When you modify a report for the first time – i.e. it has not been previously modified – when you are ready to test the report, you need to grant security to see it.  Typically my process is I will be working under a separate userID for report writing so I will grant access to the report to that userID in the test company to review it and ensure the changes are what I am expecting.  Once you grant access, you can continue to modify the report over and over again without having to go back into security and re-grant access.  You would only need to revisit security when you are done with report editing and ready to move the reports to production – to grant access to the report(s) to other users.

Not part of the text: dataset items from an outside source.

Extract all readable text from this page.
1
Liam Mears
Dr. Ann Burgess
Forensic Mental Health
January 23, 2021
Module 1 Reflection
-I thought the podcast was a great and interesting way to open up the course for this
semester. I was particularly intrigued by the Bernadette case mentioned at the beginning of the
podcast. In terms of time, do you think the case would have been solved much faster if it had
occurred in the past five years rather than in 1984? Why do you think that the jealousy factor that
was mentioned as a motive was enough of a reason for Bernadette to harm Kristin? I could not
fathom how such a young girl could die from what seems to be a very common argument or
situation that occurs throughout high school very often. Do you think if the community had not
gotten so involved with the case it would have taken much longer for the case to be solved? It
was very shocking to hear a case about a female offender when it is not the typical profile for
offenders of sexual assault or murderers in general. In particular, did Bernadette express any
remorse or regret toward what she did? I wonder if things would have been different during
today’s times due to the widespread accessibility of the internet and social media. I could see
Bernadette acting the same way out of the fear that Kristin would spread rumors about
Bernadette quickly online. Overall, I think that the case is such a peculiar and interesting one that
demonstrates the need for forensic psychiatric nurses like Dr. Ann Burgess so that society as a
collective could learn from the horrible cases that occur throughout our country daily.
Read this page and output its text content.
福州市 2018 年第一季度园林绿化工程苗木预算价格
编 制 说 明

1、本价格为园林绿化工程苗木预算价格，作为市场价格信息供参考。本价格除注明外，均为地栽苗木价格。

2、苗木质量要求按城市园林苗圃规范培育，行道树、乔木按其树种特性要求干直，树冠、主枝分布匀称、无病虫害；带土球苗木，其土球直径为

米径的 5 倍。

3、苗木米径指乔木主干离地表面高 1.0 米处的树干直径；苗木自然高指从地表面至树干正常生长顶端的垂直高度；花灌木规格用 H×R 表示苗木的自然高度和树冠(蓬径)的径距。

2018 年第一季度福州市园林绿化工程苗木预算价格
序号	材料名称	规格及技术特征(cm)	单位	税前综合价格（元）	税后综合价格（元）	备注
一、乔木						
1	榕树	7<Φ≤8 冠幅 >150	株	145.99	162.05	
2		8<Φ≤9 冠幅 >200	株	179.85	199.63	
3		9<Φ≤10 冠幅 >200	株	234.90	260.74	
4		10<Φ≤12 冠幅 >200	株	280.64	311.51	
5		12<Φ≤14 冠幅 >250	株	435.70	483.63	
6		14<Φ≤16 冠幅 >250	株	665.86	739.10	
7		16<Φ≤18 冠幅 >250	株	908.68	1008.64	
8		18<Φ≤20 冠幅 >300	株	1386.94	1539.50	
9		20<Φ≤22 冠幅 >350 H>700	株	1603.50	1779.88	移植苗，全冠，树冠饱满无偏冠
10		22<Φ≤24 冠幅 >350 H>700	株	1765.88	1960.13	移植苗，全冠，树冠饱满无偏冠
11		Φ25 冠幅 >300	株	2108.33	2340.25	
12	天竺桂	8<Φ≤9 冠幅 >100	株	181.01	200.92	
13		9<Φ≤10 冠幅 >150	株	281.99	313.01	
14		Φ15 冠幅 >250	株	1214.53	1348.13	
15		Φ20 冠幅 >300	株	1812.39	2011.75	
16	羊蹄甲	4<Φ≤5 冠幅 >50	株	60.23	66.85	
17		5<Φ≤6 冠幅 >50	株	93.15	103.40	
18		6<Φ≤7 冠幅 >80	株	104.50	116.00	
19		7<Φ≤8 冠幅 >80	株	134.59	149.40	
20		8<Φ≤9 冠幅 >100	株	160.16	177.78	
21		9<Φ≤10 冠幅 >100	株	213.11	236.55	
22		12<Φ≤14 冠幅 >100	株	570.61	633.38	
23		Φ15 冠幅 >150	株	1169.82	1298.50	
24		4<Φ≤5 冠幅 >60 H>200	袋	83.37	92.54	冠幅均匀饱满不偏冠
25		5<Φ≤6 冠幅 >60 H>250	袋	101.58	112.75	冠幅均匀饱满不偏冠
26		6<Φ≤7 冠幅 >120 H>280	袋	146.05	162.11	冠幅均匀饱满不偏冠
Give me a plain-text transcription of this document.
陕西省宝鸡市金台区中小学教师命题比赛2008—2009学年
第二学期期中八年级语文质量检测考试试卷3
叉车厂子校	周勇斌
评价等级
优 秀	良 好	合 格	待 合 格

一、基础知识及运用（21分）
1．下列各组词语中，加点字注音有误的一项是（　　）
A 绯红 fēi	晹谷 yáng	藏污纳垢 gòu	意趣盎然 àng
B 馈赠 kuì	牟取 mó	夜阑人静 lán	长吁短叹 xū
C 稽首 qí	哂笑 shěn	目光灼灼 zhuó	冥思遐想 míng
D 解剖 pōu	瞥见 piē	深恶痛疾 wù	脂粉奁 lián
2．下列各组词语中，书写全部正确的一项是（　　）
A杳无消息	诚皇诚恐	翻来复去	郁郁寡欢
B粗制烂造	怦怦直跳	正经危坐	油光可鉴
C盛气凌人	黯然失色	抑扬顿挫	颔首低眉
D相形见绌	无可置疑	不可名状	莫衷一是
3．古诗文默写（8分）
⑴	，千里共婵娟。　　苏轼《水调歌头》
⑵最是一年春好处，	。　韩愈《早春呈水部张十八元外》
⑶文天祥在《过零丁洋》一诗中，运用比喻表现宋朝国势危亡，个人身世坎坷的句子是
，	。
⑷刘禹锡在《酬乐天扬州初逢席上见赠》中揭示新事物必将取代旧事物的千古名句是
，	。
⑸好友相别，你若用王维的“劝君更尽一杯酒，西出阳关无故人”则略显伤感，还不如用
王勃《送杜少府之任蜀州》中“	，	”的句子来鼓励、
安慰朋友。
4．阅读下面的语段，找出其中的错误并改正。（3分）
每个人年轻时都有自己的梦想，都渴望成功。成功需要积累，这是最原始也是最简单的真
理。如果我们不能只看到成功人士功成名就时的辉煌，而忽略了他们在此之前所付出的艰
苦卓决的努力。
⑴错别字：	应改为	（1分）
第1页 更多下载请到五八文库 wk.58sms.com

Modified Reports (and Forms) fall into the security category of “Alternate, Modified and Custom”.  In GP10/GP2010 security, this is within the Alternate/Modified Forms and Reports window.  In previous versions of GP, it falls under Alternative, Modified and Custom in Advanced Security.  The screen shot below is the GP2010 window showing an example of a report that has been modified.  You would select which user(s) or in this case which Alternate/Modified ID’s should have access to the modified report, and choose either the original or the modified report.  TIP: if you only have one Alternate/Modified ID, I recommend creating a copy of it for your special report writing user only for the temporary time when the new report is not yet in production.  There is nothing worse than granted security to a report while using a local launch file only to have a production user get an error because the modified report does not exist in production yet!

Pic_AltModSecurity

Now, back to the question Is It Really Modified?  My tip is to look at security as one way to try to identify if a report is modified or not.  If a report has been accidentally placed in the reports dictionary (via clicking Modify on the screen output window), chances are good that no one has security to that report.  If no one has security to the modified report and no one knows why it is in the list, chances are it is safe to remove from the reports dictionary!